El entorno es adverso, no cabe duda; en ese proceso, las personas no atinamos a tener conciencia sobre lo que sucede alrededor e, inevitablemente, acabamos por renunciar a esa racionalidad que en el papel nos diferencia de otras especies.
Como padres, hemos dejado de educar con hechos, con el ejemplo, modelando conductas; lo que ahora se hace es teorizar con respecto a todo, pretendiendo que desde el dicho las cosas resulten positivas por decreto.
El contrasentido es evidente, recibimos una indicación y tergiversamos para asumir que lo correcto es hacer justo lo contrario. Se nos dice quédate en casa y tal parece que se trata de buscar el pretexto para salir a lo que sea¸ se nos dice utilizar el cubre bocas y pareciera que el reto es andar esparciendo nuestras babas por todos lados, como si se tratara de un deporte extremo.
Ciertamente las nuevas generaciones de padres tienen un abierto rechazo a la autoridad, pero en ello son incapaces de discernir entre el deber ser y lo que interpretan del mundo; se ha educado con tal permisividad, que se perdió la capacidad de sorpresa y se asume que la vida es fácil, simple, sin riesgos.
Por añadidura, los hijos que han crecido en esa lógica tienen un paradigma en el que se sienten intocables, inmortales, negando la posibilidad de que puedan correr algún riesgo; esa postura es la que ha propiciado, entre otras cosas, la elevada cantidad de contagios de una pandemia que está muy lejos de ser dominada.
En días pasados, la gente abarrotaba los espacios públicos para las compras de Día de Reyes; gente encima de la gente, teniendo contacto físico, vociferando y retando al destino de manera imprudente. Ante tal indolencia, no tenemos más que observar porque no hay palabras para describir lo que se testimonia, a estas alturas ya no hay ni capacidad de enojo porque la gente simplemente no entiende.

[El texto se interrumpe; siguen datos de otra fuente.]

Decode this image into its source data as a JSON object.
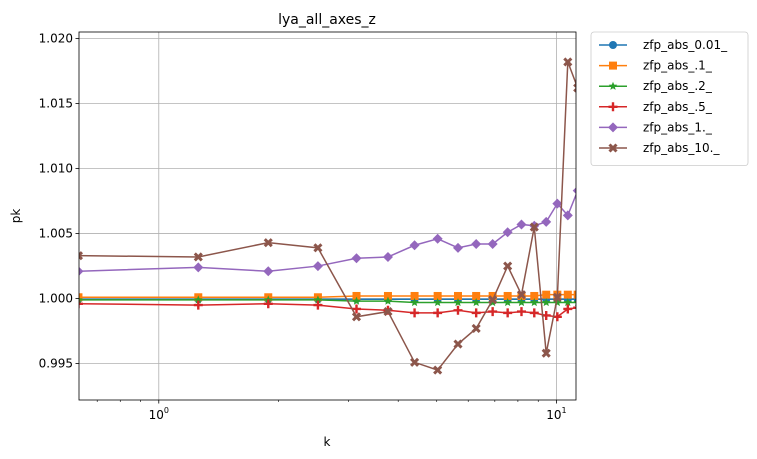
{
  "chart_data": {
    "type": "line",
    "title": "lya_all_axes_z",
    "xlabel": "k",
    "ylabel": "pk",
    "xscale": "log",
    "xlim": [
      0.63,
      11.2
    ],
    "ylim": [
      0.9922,
      1.0205
    ],
    "grid": true,
    "legend_position": "outside-upper-right",
    "x_major_ticks": [
      {
        "value": 1,
        "label": "10^0"
      },
      {
        "value": 10,
        "label": "10^1"
      }
    ],
    "y_ticks": [
      {
        "value": 0.995,
        "label": "0.995"
      },
      {
        "value": 1.0,
        "label": "1.000"
      },
      {
        "value": 1.005,
        "label": "1.005"
      },
      {
        "value": 1.01,
        "label": "1.010"
      },
      {
        "value": 1.015,
        "label": "1.015"
      },
      {
        "value": 1.02,
        "label": "1.020"
      }
    ],
    "x": [
      0.628,
      1.257,
      1.885,
      2.513,
      3.142,
      3.77,
      4.398,
      5.027,
      5.655,
      6.283,
      6.912,
      7.54,
      8.168,
      8.796,
      9.425,
      10.053,
      10.681,
      11.31
    ],
    "series": [
      {
        "name": "zfp_abs_0.01_",
        "color": "#1f77b4",
        "marker": "circle",
        "values": [
          0.99995,
          0.99995,
          0.99995,
          0.99995,
          0.99995,
          0.99995,
          0.99995,
          0.99995,
          0.99995,
          0.99995,
          0.99995,
          0.99995,
          0.99995,
          0.99995,
          0.99995,
          0.99995,
          0.99995,
          0.99995
        ]
      },
      {
        "name": "zfp_abs_.1_",
        "color": "#ff7f0e",
        "marker": "square",
        "values": [
          1.0001,
          1.0001,
          1.0001,
          1.0001,
          1.0002,
          1.0002,
          1.0002,
          1.0002,
          1.0002,
          1.0002,
          1.0002,
          1.0002,
          1.0002,
          1.0002,
          1.0003,
          1.0003,
          1.0003,
          1.0003
        ]
      },
      {
        "name": "zfp_abs_.2_",
        "color": "#2ca02c",
        "marker": "star",
        "values": [
          0.9999,
          0.9999,
          0.9999,
          0.9999,
          0.9998,
          0.9998,
          0.9997,
          0.9997,
          0.9997,
          0.9997,
          0.9997,
          0.9997,
          0.9997,
          0.9997,
          0.9997,
          0.9997,
          0.9997,
          0.9997
        ]
      },
      {
        "name": "zfp_abs_.5_",
        "color": "#d62728",
        "marker": "plus",
        "values": [
          0.9996,
          0.9995,
          0.9996,
          0.9995,
          0.9992,
          0.9991,
          0.9989,
          0.9989,
          0.9991,
          0.9989,
          0.999,
          0.9989,
          0.999,
          0.9989,
          0.9987,
          0.9986,
          0.9992,
          0.9993
        ]
      },
      {
        "name": "zfp_abs_1._",
        "color": "#9467bd",
        "marker": "diamond",
        "values": [
          1.0021,
          1.0024,
          1.0021,
          1.0025,
          1.0031,
          1.0032,
          1.0041,
          1.0046,
          1.0039,
          1.0042,
          1.0042,
          1.0051,
          1.0057,
          1.0056,
          1.0059,
          1.0073,
          1.0064,
          1.0083
        ]
      },
      {
        "name": "zfp_abs_10._",
        "color": "#8c564b",
        "marker": "x",
        "values": [
          1.0033,
          1.0032,
          1.0043,
          1.0039,
          0.9986,
          0.999,
          0.9951,
          0.9945,
          0.9965,
          0.9977,
          0.9999,
          1.0025,
          1.0003,
          1.0055,
          0.9958,
          1.0001,
          1.0182,
          1.0162
        ]
      }
    ]
  }
}
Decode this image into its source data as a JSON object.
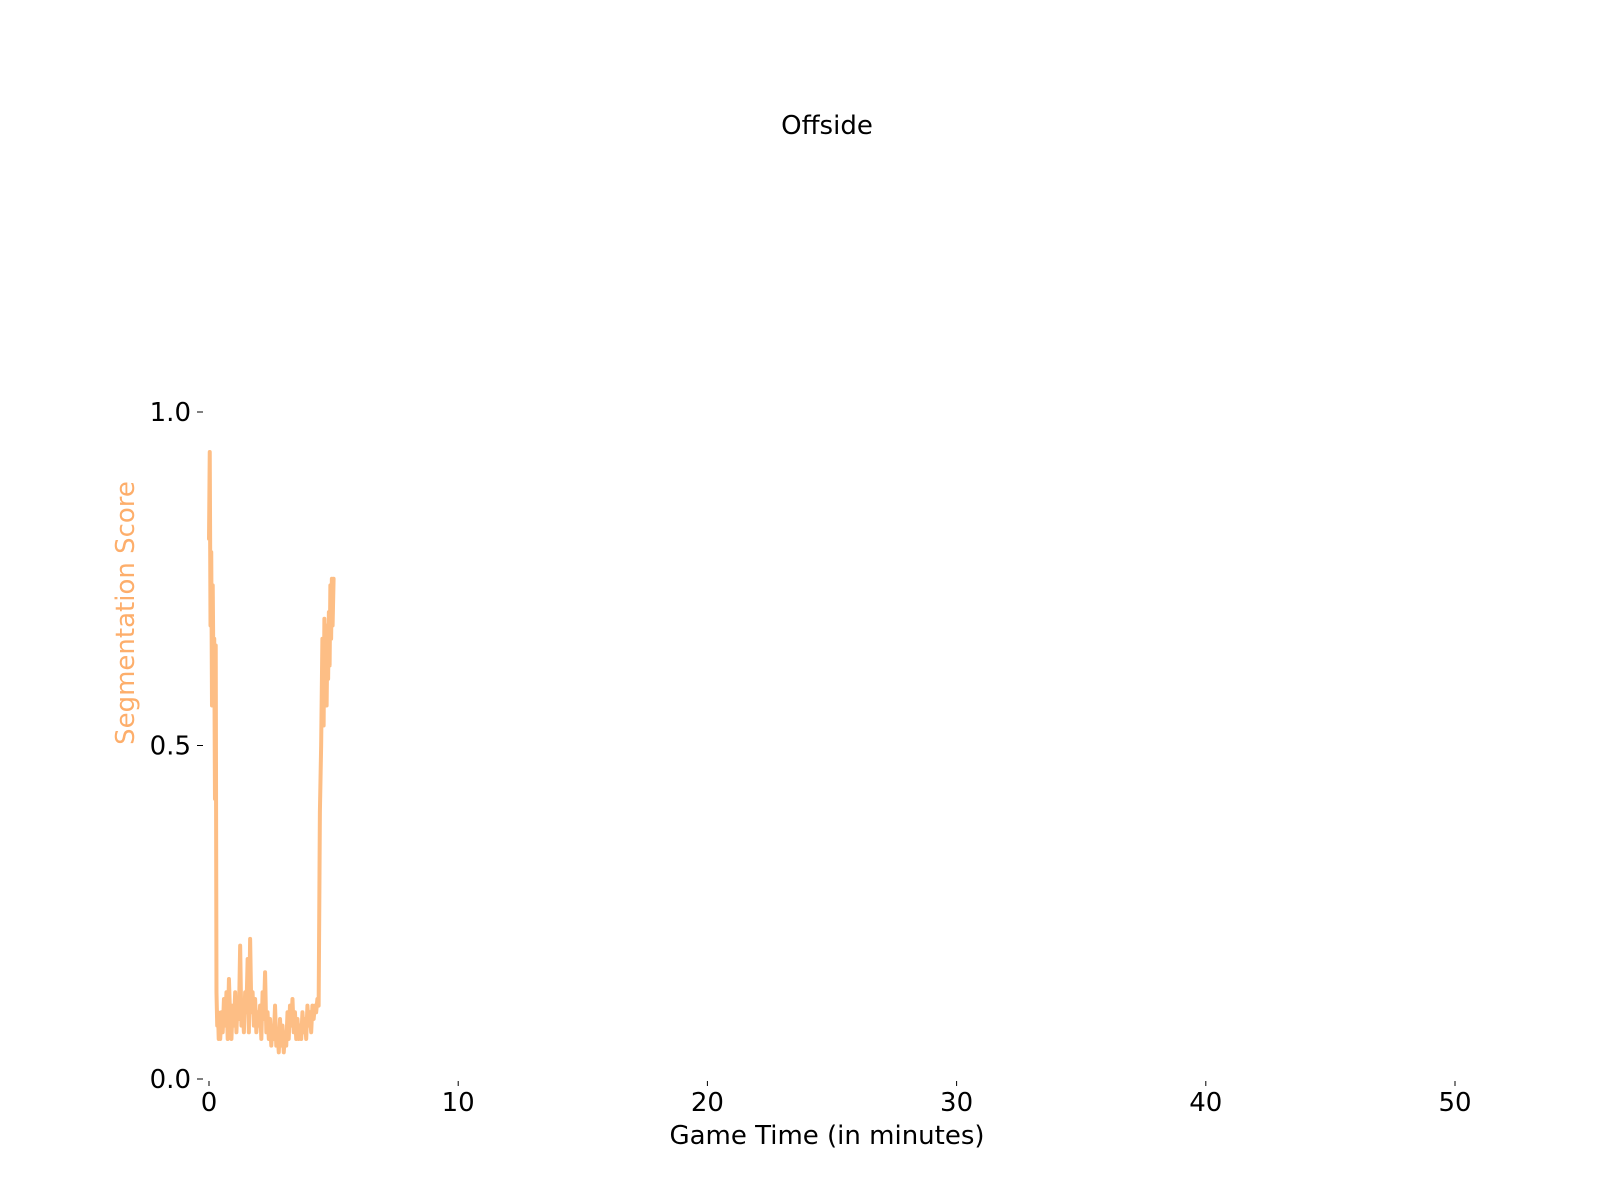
{
  "chart_data": {
    "type": "line",
    "title": "Offside",
    "xlabel": "Game Time (in minutes)",
    "ylabel": "Segmentation Score",
    "xlim": [
      0,
      50
    ],
    "ylim": [
      0,
      1
    ],
    "x_ticks": [
      0,
      10,
      20,
      30,
      40,
      50
    ],
    "y_ticks": [
      0.0,
      0.5,
      1.0
    ],
    "y_tick_labels": [
      "0.0",
      "0.5",
      "1.0"
    ],
    "grid": false,
    "series": [
      {
        "color": "#fdbe85",
        "x": [
          0.0,
          0.03,
          0.06,
          0.09,
          0.12,
          0.15,
          0.18,
          0.21,
          0.24,
          0.27,
          0.3,
          0.33,
          0.36,
          0.39,
          0.42,
          0.45,
          0.5,
          0.55,
          0.6,
          0.65,
          0.7,
          0.75,
          0.8,
          0.85,
          0.9,
          0.95,
          1.0,
          1.05,
          1.1,
          1.15,
          1.2,
          1.25,
          1.3,
          1.35,
          1.4,
          1.45,
          1.5,
          1.55,
          1.6,
          1.65,
          1.7,
          1.75,
          1.8,
          1.85,
          1.9,
          1.95,
          2.0,
          2.05,
          2.1,
          2.15,
          2.2,
          2.25,
          2.3,
          2.35,
          2.4,
          2.45,
          2.5,
          2.55,
          2.6,
          2.65,
          2.7,
          2.75,
          2.8,
          2.85,
          2.9,
          2.95,
          3.0,
          3.05,
          3.1,
          3.15,
          3.2,
          3.25,
          3.3,
          3.35,
          3.4,
          3.45,
          3.5,
          3.55,
          3.6,
          3.65,
          3.7,
          3.75,
          3.8,
          3.85,
          3.9,
          3.95,
          4.0,
          4.05,
          4.1,
          4.15,
          4.2,
          4.25,
          4.3,
          4.35,
          4.4,
          4.45,
          4.5,
          4.55,
          4.6,
          4.63,
          4.66,
          4.69,
          4.72,
          4.75,
          4.78,
          4.81,
          4.84,
          4.87,
          4.9,
          4.93,
          4.96,
          5.0
        ],
        "y": [
          0.81,
          0.94,
          0.68,
          0.79,
          0.56,
          0.74,
          0.6,
          0.66,
          0.42,
          0.65,
          0.13,
          0.08,
          0.1,
          0.06,
          0.09,
          0.06,
          0.1,
          0.07,
          0.12,
          0.08,
          0.13,
          0.06,
          0.15,
          0.09,
          0.06,
          0.11,
          0.08,
          0.13,
          0.07,
          0.12,
          0.09,
          0.2,
          0.08,
          0.11,
          0.07,
          0.13,
          0.1,
          0.18,
          0.07,
          0.21,
          0.1,
          0.13,
          0.08,
          0.12,
          0.07,
          0.1,
          0.08,
          0.11,
          0.06,
          0.13,
          0.09,
          0.16,
          0.07,
          0.1,
          0.06,
          0.09,
          0.05,
          0.08,
          0.06,
          0.11,
          0.05,
          0.07,
          0.04,
          0.09,
          0.05,
          0.08,
          0.04,
          0.07,
          0.05,
          0.1,
          0.06,
          0.11,
          0.08,
          0.12,
          0.07,
          0.1,
          0.06,
          0.09,
          0.06,
          0.08,
          0.06,
          0.1,
          0.07,
          0.09,
          0.06,
          0.11,
          0.08,
          0.1,
          0.07,
          0.11,
          0.09,
          0.11,
          0.1,
          0.12,
          0.11,
          0.4,
          0.5,
          0.66,
          0.53,
          0.69,
          0.6,
          0.68,
          0.56,
          0.66,
          0.6,
          0.7,
          0.62,
          0.74,
          0.66,
          0.75,
          0.68,
          0.75
        ]
      }
    ]
  }
}
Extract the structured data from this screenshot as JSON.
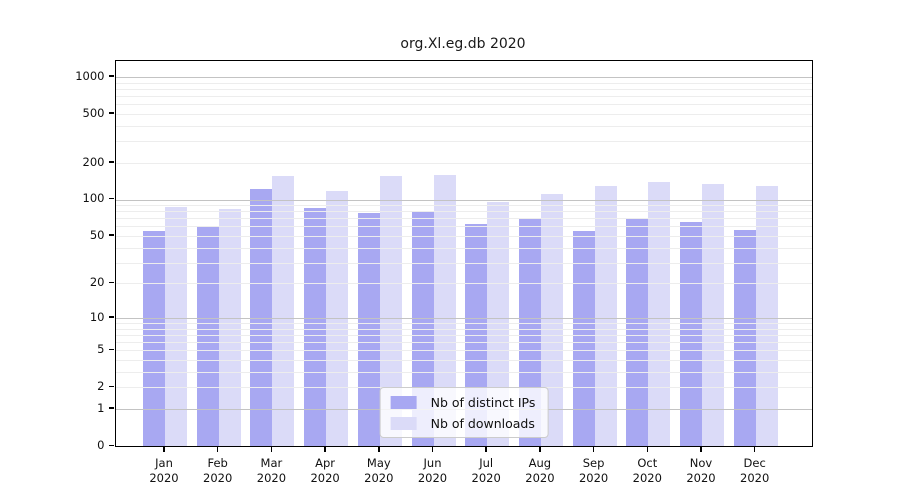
{
  "title": "org.Xl.eg.db 2020",
  "colors": {
    "distinct_ips_bar": "#a8a8f2",
    "downloads_bar": "#dbdbf8",
    "grid_major": "#c3c3c3",
    "grid_minor": "#ededed",
    "axis": "#000000",
    "legend_border": "#cccccc"
  },
  "legend": {
    "position": "lower center",
    "items": [
      {
        "label": "Nb of distinct IPs",
        "color_key": "distinct_ips_bar"
      },
      {
        "label": "Nb of downloads",
        "color_key": "downloads_bar"
      }
    ]
  },
  "chart_data": {
    "type": "bar",
    "title": "org.Xl.eg.db 2020",
    "categories": [
      "Jan 2020",
      "Feb 2020",
      "Mar 2020",
      "Apr 2020",
      "May 2020",
      "Jun 2020",
      "Jul 2020",
      "Aug 2020",
      "Sep 2020",
      "Oct 2020",
      "Nov 2020",
      "Dec 2020"
    ],
    "series": [
      {
        "name": "Nb of distinct IPs",
        "color_key": "distinct_ips_bar",
        "values": [
          55,
          59,
          122,
          85,
          78,
          80,
          63,
          69,
          55,
          70,
          65,
          56
        ]
      },
      {
        "name": "Nb of downloads",
        "color_key": "downloads_bar",
        "values": [
          86,
          83,
          155,
          118,
          155,
          158,
          96,
          110,
          130,
          138,
          133,
          128
        ]
      }
    ],
    "xlabel": "",
    "ylabel": "",
    "y_scale": "log1p",
    "y_ticks": [
      0,
      1,
      2,
      5,
      10,
      20,
      50,
      100,
      200,
      500,
      1000
    ],
    "y_major_gridlines": [
      1,
      10,
      100,
      1000
    ],
    "ylim": [
      0,
      1280
    ],
    "grid": true,
    "legend_position": "lower center"
  }
}
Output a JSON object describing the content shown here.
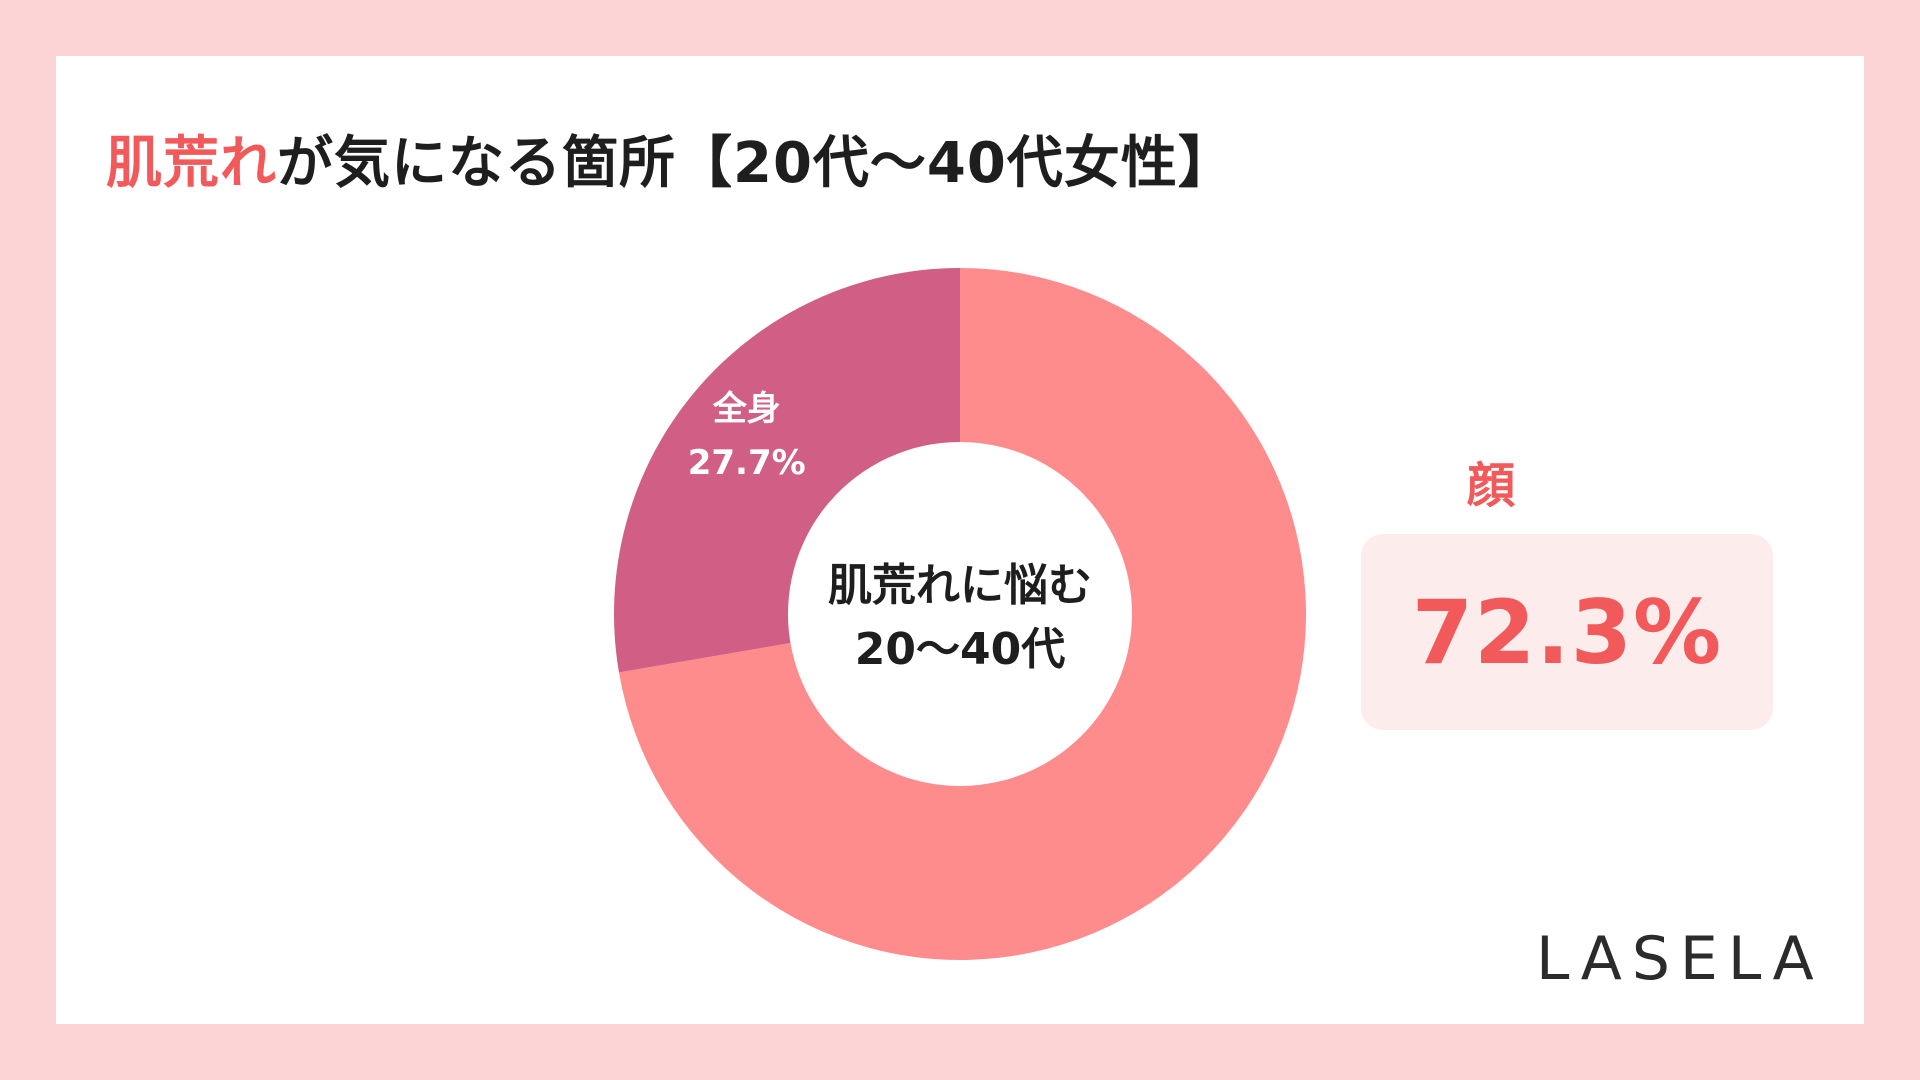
{
  "title": {
    "accent": "肌荒れ",
    "rest": "が気になる箇所【20代～40代女性】"
  },
  "center_label": {
    "line1": "肌荒れに悩む",
    "line2": "20～40代"
  },
  "callout": {
    "category": "顔",
    "value": "72.3%"
  },
  "brand": "LASELA",
  "colors": {
    "background": "#fdd4d5",
    "card": "#ffffff",
    "accent": "#f2595b",
    "face_slice": "#ff8c8c",
    "body_slice": "#d05e85",
    "callout_bg": "#fdecec"
  },
  "chart_data": {
    "type": "pie",
    "donut": true,
    "categories": [
      "顔",
      "全身"
    ],
    "values": [
      72.3,
      27.7
    ],
    "value_labels": [
      "",
      "27.7%"
    ],
    "slice_labels": [
      "",
      "全身"
    ],
    "colors": [
      "#ff8c8c",
      "#d05e85"
    ],
    "start": "top",
    "direction": "clockwise"
  }
}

La imprudencia es notable, la inconsciencia es constante y la irracionalidad es innegable; la suma de todos esos factores es una suma de contagios y fallecidos que supera en mucho la media mundial. En ello, no podemos seguir culpando al gobierno, porque si bien es cierto que hay hasta una conducta criminal de su parte por la inconsistencia de sus mensajes, también lo es que, quién se contagia es la gente, sobre todo si no cubre las normas mínimas de aislamiento.
No es hasta que se tiene un familiar grave, cuando todos esos imprudentes reflexionan un poco y, entonces sí, exigen al médico que haga el milagro que ellos mismos jamás buscaron; como es usual, la culpa es del otro, siempre será más simple dejar de asumir responsabilidades.
La semana pasada explicaba que esta enfermedad es una verdadera ruleta rusa; ¿Qué necesidad de retar al destino?, ¿Qué necesidad de ponerse en riesgo?
Son tiempos de reflexión, pero mucho más de acción; de nada sirve orar si no se actúa con prudencia.
Estamos sin palabras, nada que decir ante lo que el entorno explica por sí mismo.